Americans with hearty appreciation of Loire Valley palaces, Rhine castles, and English country homes may now include the dynamic and original creations of The Prairie School, with the guidance of the man who has held the Mellon Chair at Vassar, the presidency of the Society of Architectural Historians, a visiting professorship at Dartmouth College, and the Professorship of Fine Arts since 1958 at the University of Toronto. Professor Brooks has assessed each architect's contribution to the work of the others and to the movement as a whole. He also explains how the movement came into being, what it accomplished, and why it should have faded out suddenly at the time of the First World War. Eschewing Wright's well-known early work, he concentrates on Wright material unpublished and unknown. The unfamiliar post-1900 career of Sullivan is treated at some length.

Despite 247 illustrations, 348 pages of text, five of bibliographical notes, and 20 pages of double-columned index.

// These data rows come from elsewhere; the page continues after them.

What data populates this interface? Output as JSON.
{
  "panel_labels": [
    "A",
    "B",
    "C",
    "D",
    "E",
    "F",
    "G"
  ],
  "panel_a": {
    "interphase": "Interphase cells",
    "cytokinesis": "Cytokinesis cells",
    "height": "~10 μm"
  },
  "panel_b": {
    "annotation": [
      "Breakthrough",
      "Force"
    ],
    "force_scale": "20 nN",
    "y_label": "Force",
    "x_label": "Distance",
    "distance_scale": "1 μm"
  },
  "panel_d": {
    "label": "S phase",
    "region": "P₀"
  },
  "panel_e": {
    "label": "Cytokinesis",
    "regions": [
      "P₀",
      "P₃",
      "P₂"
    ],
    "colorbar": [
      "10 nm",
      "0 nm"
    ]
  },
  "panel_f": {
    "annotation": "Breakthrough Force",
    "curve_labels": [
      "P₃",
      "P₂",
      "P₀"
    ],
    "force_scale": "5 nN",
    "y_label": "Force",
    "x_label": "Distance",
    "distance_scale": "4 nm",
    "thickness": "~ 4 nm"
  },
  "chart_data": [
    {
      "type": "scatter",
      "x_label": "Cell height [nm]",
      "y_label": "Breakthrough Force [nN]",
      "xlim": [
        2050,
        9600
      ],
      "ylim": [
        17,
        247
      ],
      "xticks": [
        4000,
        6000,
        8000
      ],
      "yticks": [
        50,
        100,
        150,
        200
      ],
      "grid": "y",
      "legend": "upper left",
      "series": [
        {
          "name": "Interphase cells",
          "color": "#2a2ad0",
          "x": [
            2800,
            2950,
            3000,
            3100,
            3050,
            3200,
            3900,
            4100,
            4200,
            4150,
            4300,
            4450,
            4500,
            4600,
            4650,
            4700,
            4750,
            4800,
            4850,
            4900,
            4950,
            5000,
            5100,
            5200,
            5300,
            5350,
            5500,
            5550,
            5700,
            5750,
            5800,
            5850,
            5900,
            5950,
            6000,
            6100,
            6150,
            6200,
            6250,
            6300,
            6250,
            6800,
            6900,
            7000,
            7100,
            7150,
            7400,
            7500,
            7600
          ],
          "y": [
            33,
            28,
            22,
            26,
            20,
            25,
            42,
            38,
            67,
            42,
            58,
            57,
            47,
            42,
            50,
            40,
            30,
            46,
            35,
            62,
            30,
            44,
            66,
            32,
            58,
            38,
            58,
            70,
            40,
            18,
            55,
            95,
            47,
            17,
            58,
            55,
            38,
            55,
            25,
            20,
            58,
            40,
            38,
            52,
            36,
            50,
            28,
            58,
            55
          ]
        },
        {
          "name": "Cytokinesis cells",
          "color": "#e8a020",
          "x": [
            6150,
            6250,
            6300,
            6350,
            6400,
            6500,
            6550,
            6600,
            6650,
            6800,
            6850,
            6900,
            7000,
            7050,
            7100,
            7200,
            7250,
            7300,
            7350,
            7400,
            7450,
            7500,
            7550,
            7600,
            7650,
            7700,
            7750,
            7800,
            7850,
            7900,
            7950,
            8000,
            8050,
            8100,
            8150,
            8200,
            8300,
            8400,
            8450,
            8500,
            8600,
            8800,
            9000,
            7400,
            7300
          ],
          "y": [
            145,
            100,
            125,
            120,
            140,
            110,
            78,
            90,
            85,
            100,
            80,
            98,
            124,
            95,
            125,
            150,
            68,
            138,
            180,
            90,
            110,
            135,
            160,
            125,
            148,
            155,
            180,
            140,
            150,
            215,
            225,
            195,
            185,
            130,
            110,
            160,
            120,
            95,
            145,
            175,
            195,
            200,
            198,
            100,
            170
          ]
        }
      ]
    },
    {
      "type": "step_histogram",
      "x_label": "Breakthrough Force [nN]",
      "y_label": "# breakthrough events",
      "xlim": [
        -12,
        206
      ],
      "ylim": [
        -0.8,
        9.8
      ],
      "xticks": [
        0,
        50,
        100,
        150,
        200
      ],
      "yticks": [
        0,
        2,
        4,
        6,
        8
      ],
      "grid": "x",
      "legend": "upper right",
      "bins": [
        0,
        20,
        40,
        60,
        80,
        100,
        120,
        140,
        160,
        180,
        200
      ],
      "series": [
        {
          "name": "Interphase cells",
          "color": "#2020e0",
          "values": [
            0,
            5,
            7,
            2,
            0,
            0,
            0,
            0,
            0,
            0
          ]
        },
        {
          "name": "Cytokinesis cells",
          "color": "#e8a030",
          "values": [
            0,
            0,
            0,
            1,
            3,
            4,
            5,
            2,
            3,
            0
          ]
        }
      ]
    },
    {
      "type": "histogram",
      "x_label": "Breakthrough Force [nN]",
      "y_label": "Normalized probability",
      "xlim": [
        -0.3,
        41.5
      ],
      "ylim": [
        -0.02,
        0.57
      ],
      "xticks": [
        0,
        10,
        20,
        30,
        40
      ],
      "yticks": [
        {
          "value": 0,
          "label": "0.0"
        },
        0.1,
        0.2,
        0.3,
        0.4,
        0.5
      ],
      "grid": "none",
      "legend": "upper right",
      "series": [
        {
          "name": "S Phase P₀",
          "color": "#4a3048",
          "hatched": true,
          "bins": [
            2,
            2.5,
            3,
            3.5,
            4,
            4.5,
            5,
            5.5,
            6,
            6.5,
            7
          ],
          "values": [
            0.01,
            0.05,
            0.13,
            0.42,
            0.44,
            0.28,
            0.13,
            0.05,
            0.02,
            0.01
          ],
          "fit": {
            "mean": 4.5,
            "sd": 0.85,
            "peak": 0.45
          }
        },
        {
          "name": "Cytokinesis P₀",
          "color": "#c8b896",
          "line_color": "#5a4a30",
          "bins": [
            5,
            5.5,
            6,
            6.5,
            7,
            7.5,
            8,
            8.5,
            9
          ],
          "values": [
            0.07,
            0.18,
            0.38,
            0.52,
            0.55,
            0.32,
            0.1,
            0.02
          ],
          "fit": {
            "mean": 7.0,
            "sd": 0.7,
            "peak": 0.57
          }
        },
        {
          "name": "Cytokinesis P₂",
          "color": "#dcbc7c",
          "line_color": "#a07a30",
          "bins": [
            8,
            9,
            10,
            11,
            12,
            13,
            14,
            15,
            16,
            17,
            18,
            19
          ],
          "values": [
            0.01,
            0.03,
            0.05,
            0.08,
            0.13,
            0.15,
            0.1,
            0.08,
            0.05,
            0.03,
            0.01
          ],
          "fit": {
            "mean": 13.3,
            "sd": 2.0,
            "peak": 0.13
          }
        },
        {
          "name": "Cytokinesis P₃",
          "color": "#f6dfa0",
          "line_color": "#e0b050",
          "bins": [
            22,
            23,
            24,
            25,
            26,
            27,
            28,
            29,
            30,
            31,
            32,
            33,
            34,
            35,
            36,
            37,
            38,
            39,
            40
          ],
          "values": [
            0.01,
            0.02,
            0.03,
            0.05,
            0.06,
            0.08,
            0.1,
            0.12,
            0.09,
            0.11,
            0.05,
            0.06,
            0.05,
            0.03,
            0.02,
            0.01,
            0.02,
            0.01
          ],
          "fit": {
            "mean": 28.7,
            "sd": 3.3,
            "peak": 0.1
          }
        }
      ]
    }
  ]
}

Professor Brooks regrets that his book representing so many men's work cannot be all inclusive, that many buildings and architects outside the American Middle West must be ignored or mentioned only in footnotes, and that much remains to be done.

It is pleasant to note in the Preface that Professor Brooks considers himself deeply indebted to Mark L. Peisch '44, a former member of the Department of Art, Dartmouth College, and author of The ChicagoSchool of Architecture (1964), and to Hugh S. Morrison '26, Leon E. Williams Professor of Art, Emeritus, Dartmouth College, "who first fired my interest in architectural history and over 30 years ago wrote his timeless study of Louis Sullivan."